Gallery/Update: No KKK, No Trump Mass Rally

RALEIGH, NC – Over 2,000 people participated in the rally in downtown Raleigh at Moore Square Park on Saturday, December 3 to protest against the KKK and Trump, to forge ahead with the struggles for people’s power, against racism, wars and all forms of oppression.   The Loyal White Knights of the KKK, a small group in Pelham, NC had previously announced that they would be hosting a “victory kavalcade” at an unannounced location somewhere in North Carolina on Dec. 3.

The same day there was also coordinated big rallies in Charlotte and Greensboro. People also rallied in Salisbury and Mebane. People were organized from countless other cities across the state that came into Raleigh and Charlotte rallies, truly expressing a statewide day of action.

There was once a time when the Klu Klux Klan could march in the thousands with impunity in state capitols across the U.S. South.   But today, mass movements across the country have pushed them back, even despite the electoral win for bigoted Donald Trump. The millions of people in the streets all across the country to protest against Trump (and all that he stands for) has emboldened the social movement.

“We refuse to back down against the endless police murders of Black people. We stand in solidarity with the Black community in Charlotte as they protest against the non-indictment of cop Brentley Vinson who killed Keith Lamont Scott. We stand in solidarity with our immigrant friends who now fear threats of deportation by Trump. Our movement for not one more deportation will keep fighting ahead! “ stated Desmera Gatewood, emcee of the rally.

Gatewood continued, “We stand against hate crimes and racist violence against our friends who are labeled terrorists by the state and Trump by virtue of being Muslim. We are also workers fighting for $15 per hour and for collective bargaining rights for public workers! We oppose any new wars that Trump threatens to create. We move forward to advance our struggle for quality public schools and to defend all public services that Trump has threatened to shut down. We won’t let him shut anything down!”

The Triangle Unity May Day Coalition, representing a broad range of freedom fighters and organizations including Black, Latinx, Muslim, immigrant, women, the disabled and workers called the rally to claim that #ThisisourNC, that the state belongs to the people, not to the forces of Wall Street, the wealthy, white supremacists and the police state.  The day after the rally there was a Triangle (Durham, Chapel Hill and Raleigh) area People’s Assembly that drew in hundreds of new people eager to get involved in the social movement.

The rally also came a few days after the District Attorney in Charlotte decided not to indict Brentley Vinson, the white cop that killed Keith Lamont Scott; and only a day after a jury in South Carolina had a hung verdict on whether to convict Michael Slager, a white former North Charleston police officer, with the murder of unarmed Walter Scott.

The KKK did announce, late in the evening Friday night, that they would be in Pelham.

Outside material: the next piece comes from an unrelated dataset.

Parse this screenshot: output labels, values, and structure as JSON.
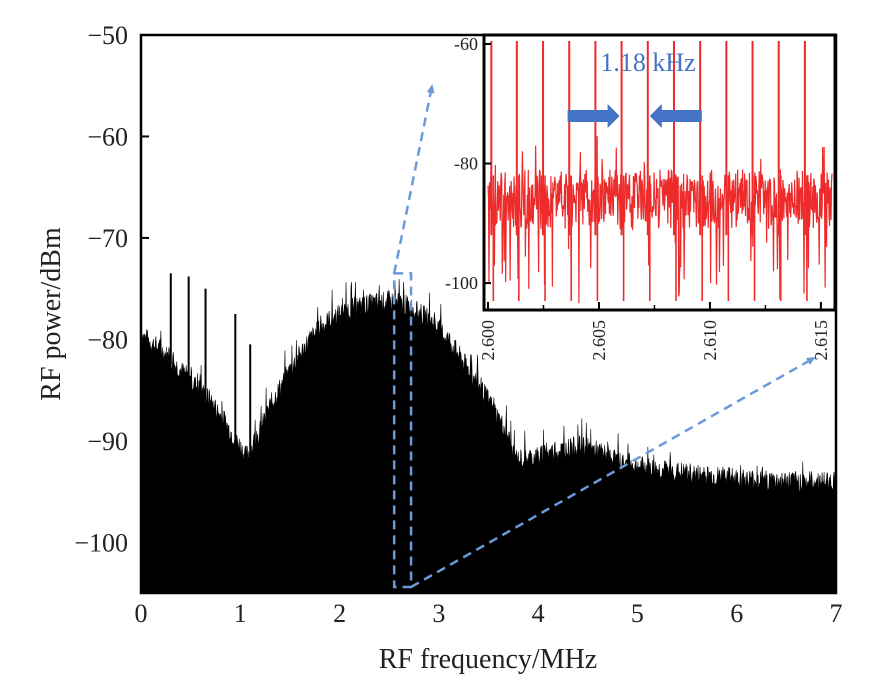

A group of about 150 folks, organized through the Triangle Industrial Workers of the World, did travel to Pelham to directly confront the KKK, however they had moved their event again.

Chasing them to Danville, Virginia, the IWW took the streets and marched carrying a banner “John Brown Lives, Smash White Supremacy”, referencing the white freedom fighter that organized an armed uprising against slavery. The KKK never publicly displayed themselves in Danville. They later appeared briefly in Roxboro, NC with a small caravan of about 20 cars that rode through the town displaying US flags, Confederate flags and KKK flags for 5 minutes, with support from the local police.